I think that right now is not a problem, looking at the project to grow there are different goals as thinking in agile context.
- October community campaign Promote better Common Voice to have more recordings or what we are doing in any case is useless. The corpus in a lot of language is not still at the goal defined 2 years ago when the project started (English as first example of 2000 hours)
- https://hacks.mozilla.org/2017/11/a-journey-to-10-word-error-rate/ the error rate is very low and we can focus as community when all the languages or the majority reached the hours recording goal
- Add support for accents 🗣 Feedback needed: Languages and accents strategy because we are excluding some area and also lot of information in the dataset (as example the DS French model use a dataset of African French accents)
Remember for anyone that want to join the discussion that without promotion and awareness about the project it is useless what we are doing. As example now is an year that I invest a lot of time for Italian with the community etc, and I prefer to see more people that use the project and understand why they have to contribute.

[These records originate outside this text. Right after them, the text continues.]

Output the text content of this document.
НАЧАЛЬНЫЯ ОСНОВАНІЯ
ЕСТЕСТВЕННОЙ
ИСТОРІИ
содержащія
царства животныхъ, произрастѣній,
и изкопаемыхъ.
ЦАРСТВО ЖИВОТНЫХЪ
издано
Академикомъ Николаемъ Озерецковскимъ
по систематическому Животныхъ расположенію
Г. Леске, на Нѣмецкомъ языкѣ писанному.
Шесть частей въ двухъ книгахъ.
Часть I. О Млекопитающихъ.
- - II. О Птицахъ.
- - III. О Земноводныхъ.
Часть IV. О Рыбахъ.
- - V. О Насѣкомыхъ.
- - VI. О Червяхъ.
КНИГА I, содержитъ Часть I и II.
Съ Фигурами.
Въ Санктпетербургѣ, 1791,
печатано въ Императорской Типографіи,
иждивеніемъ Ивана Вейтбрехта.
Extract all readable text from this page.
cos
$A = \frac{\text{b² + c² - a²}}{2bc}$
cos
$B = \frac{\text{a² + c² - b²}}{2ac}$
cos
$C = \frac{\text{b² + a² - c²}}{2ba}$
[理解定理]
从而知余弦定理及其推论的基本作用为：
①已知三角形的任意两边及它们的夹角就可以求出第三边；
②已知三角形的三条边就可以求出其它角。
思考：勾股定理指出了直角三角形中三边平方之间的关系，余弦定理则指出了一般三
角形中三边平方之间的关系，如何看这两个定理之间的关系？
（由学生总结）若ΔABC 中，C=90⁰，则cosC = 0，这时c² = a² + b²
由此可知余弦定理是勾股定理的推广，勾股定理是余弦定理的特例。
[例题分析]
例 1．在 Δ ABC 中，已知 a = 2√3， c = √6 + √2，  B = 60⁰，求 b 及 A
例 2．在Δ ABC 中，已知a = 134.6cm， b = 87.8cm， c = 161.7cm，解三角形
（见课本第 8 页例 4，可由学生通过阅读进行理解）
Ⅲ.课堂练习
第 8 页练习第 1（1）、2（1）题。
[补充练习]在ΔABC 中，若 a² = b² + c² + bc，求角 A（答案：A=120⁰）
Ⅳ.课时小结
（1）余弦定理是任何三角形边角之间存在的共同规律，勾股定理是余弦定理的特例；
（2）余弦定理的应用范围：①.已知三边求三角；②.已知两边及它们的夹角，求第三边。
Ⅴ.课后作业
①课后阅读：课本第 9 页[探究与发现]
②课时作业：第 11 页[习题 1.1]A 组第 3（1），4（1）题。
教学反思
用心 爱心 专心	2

The Italian case is emblematic, we have a lot of contributors 799 with 47 hours compared to German with 7300~ and 396 hours or French 7000~ with 267 hours (numbers from https://voice.mozilla.org/it/languages).
We have more people compared to the recording hours of those languages but we are not able to keep contributors be part of the project and I think that we need that to move on the project also to other discussion.
Bad words list is a way to achieve a result to get more people, is true but right now we are not able to keep the people we have to contribute that is the big problem, at least from my point of view.
So getting back this thread to the discussion, maybe we can do in the scraper support for a second list of sentences with profanities etc and based on the age of the user CV will show them.